Bir süre önce katılımcı sanatçılardan, pandemi sebebiyle olası aksaklıklar yüzünden bir sahne performansı kaydetmeleri de istenmişti. Bakker sanatçıların sahneye çıkamamaları durumunda bu kayıtların kullanılacağını aktardı.
Türkiye 2012'den beri katılmıyor
Geçen yıl planladığı gibi sahneye bu yıl çıkacaklar arasında İrlanda'dan Lesley Roy ve yarışmanın favorisi olarak gösterilen İzlanda'dan Dadi Freyr de bulunuyor.
Her yıl yarışmaya, bir önceki yılın kazanan ülkesi ev sahipliği yapıyor. 2019 yılında yarışmayı Hollanda'yı temsil eden Duncan Laurence kazanmıştı.
2003 yılında Sertab Erener'in "Everyway That I Can" isimli şarkısıyla kazandığı yarışmaya Türkiye, 2012 yılından bu yana katılmıyor.

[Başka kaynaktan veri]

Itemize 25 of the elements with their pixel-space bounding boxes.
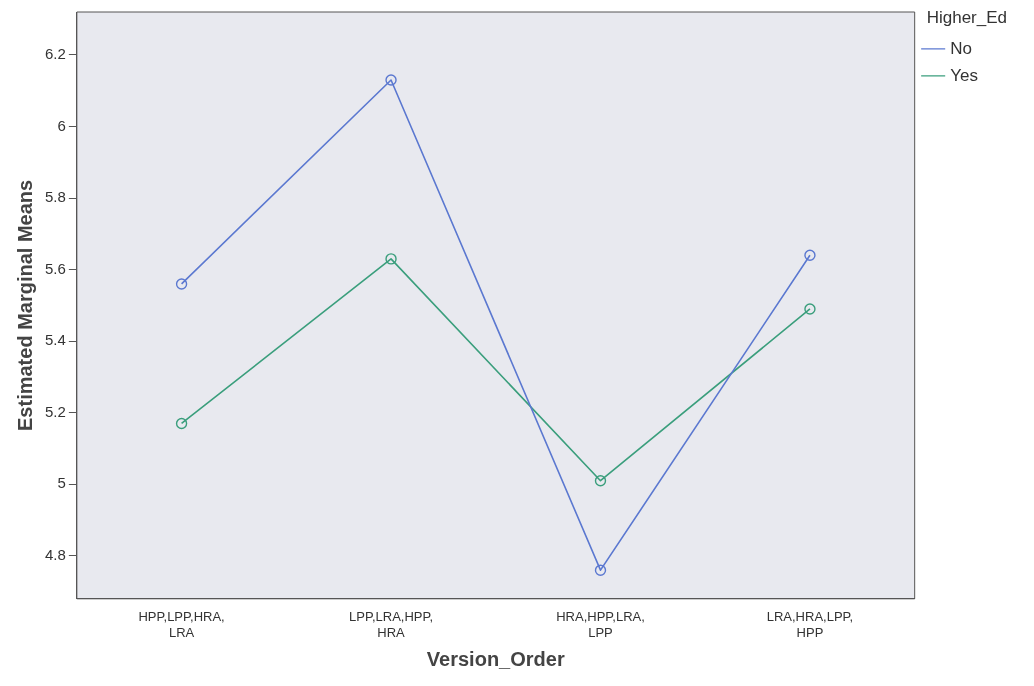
point (175, 278, 188, 290)
x-tick-label: LPP,LRA,HPP,HRA (349, 609, 434, 640)
x-axis-title: Version_Order (426, 647, 565, 670)
point (594, 475, 607, 487)
x-tick-label: LRA,HRA,LPP,HPP (766, 609, 854, 640)
point (804, 249, 816, 262)
legend-label: Yes (950, 65, 978, 85)
legend-title: Higher_Ed (926, 8, 1007, 28)
y-tick-label: 6 (57, 116, 66, 134)
legend-label: No (950, 38, 972, 58)
y-tick-label: 5.6 (44, 259, 66, 277)
point (175, 417, 188, 430)
y-tick-label: 5.2 (44, 402, 66, 420)
y-tick-label: 4.8 (44, 546, 66, 563)
y-tick-label: 5.4 (44, 331, 66, 349)
x-tick-label: HPP,LPP,HRA,LRA (138, 609, 225, 640)
y-tick-label: 5.8 (44, 188, 66, 206)
y-axis-title: Estimated Marginal Means (13, 179, 36, 431)
y-tick-label: 6.2 (44, 45, 66, 63)
x-tick-label: HRA,HPP,LRA,LPP (556, 609, 645, 640)
point (594, 564, 607, 576)
point (385, 253, 397, 265)
point (804, 303, 816, 315)
y-tick-label: 5 (57, 474, 66, 492)
point (385, 74, 397, 86)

2011'de Yüksek Sadakat grubunun temsil ettiği Türkiye yarı final aşamasını geçememişti. 2012'de ise Can Bonomo, "Love Me Back" isimli şarkısıyla yedinci olmuştu.
Kıbrıs'ta şarkı tartışması
Kıbrıs'ta ise Ortodoks Kilisesi ile devlet yayıncısı CyBC arasında şarkı tartışması yaşanıyor.

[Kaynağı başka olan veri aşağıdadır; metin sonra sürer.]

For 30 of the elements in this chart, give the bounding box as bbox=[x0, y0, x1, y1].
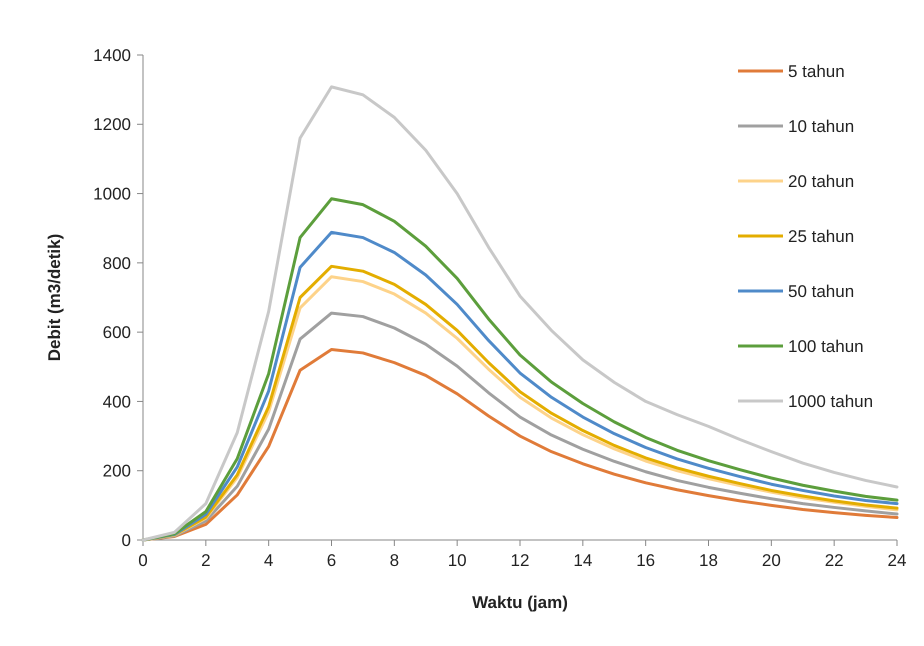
y-tick-label: 600 bbox=[102, 323, 131, 342]
y-tick-label: 0 bbox=[122, 530, 131, 550]
x-tick-label: 20 bbox=[762, 551, 781, 570]
x-tick-label: 24 bbox=[888, 551, 906, 570]
y-tick-label: 800 bbox=[102, 254, 131, 273]
x-axis-title: Waktu (jam) bbox=[472, 593, 568, 612]
x-tick-label: 6 bbox=[326, 551, 336, 570]
x-tick-label: 2 bbox=[201, 551, 211, 570]
x-tick-label: 12 bbox=[510, 551, 530, 570]
y-axis-title: Debit (m3/detik) bbox=[45, 234, 64, 362]
x-tick-label: 8 bbox=[390, 551, 400, 570]
x-tick-label: 4 bbox=[264, 551, 274, 570]
x-tick-label: 14 bbox=[573, 551, 592, 570]
legend-label: 5 tahun bbox=[788, 62, 845, 81]
x-tick-label: 22 bbox=[824, 551, 844, 570]
y-tick-label: 1400 bbox=[93, 46, 131, 65]
legend-label: 20 tahun bbox=[788, 172, 854, 191]
y-tick-label: 400 bbox=[102, 392, 131, 412]
y-tick-label: 1000 bbox=[93, 184, 131, 204]
legend-label: 25 tahun bbox=[788, 226, 854, 246]
x-tick-label: 18 bbox=[699, 551, 718, 570]
x-tick-label: 0 bbox=[138, 551, 148, 570]
legend-label: 1000 tahun bbox=[788, 392, 874, 411]
x-tick-label: 10 bbox=[448, 551, 467, 570]
legend-label: 10 tahun bbox=[788, 116, 854, 136]
legend-label: 50 tahun bbox=[788, 282, 854, 301]
x-tick-label: 16 bbox=[636, 551, 656, 570]
y-tick-label: 1200 bbox=[93, 115, 131, 134]
y-tick-label: 200 bbox=[102, 462, 131, 481]
legend-label: 100 tahun bbox=[788, 336, 864, 356]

Kilise, yarışmada Elena Tsagrinou tarafından söylenecek "El Diablo" isimli şarkının geri çekilmesini istedi.
Şarkı sözlerinin şeytana teslim olmayı teşvik ettiğini ifade eden kilise, CyBC'den "El Diablo" yerine kültürün ve geleneklerin ifade edildiği başka bir şarkı tercih edilmesini talep etti.
Şarkı sözlerinde "Kalbimi Diablo'ya (İspanyolcada "şeytan" demek) teslim ettim. Çünkü o benim bir melek olduğumu söylüyor" ifadeleri yer alıyor.
CyBC Yönetim Kurulu Başkanı Andreas Frangos ise yaptığı açıklamada, şarkının geri çekilmeyeceğini ve niyetlerinin dini duyguları aşağılamak olmadığını söyledi.
Frangos, şarkının bir aşk hikayesini anlattığını söyledi ve sözlerin temel mesajını daha iyi açıklamaları gerektiğini kabul etti.
Kilise ise mecazi anlamını reddetikleri şarkının "Yunan ve Ortodoks geleneklere aykırı" olduğunu savundu.